Наш редактор сделал тысячу подобных исправлений в своем издании Мильтона! Некоторые подозревали, что то же доброе намерение, которое побудило Драйдена убедить Крича взяться за перевод Горация, повлияло на тех, кто поощрял нашего доктора упражняться в своей «проницательности» и «счастливой догадке» над эпосом Мильтона. Он один из тех ученых критиков, которые счастливо «разъяснили своего автора до неясности» и ближе всего подошли к тому «истинному конъектурному критику», чью практику так высоко ценил португальский сатирик: благодаря чему, если за ним последуют будущие редакторы, мы могли бы получить то безупречное издание, в котором не осталось бы ничего или почти ничего от оригинала!

Я собрал эти несколько примеров как небезынтересные для людей со вкусом; они могут убедить нас в том, что ученый может быть знаком с греческим и латынью, оставаясь при этом чуждым своей родной литературе; и что словесный критик может иногда преуспевать в своих попытках над отдельным словом, хотя он может быть неспособен оценить целое предложение. Пусть это также останется виселицей на больших дорогах литературы, чтобы «конъектурные критики», проходя мимо, не забывали о несчастной судьбе Бентли.

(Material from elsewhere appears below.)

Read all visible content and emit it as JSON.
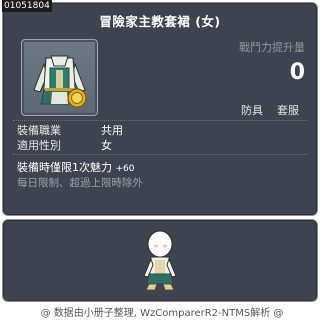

По этому случаю появилась следующая эпиграмма:—

ON MILTON'S EXECUTIONER.

Did Milton's prose, O Charles! thy death defend?

A furious foe, unconscious, proves a friend;

On Milton's verse does Bentley comment? know,

A weak officious friend becomes a foe.

While he would seem his author's fame to farther,

The MURTHEROUS critic has avenged thy MURTHER.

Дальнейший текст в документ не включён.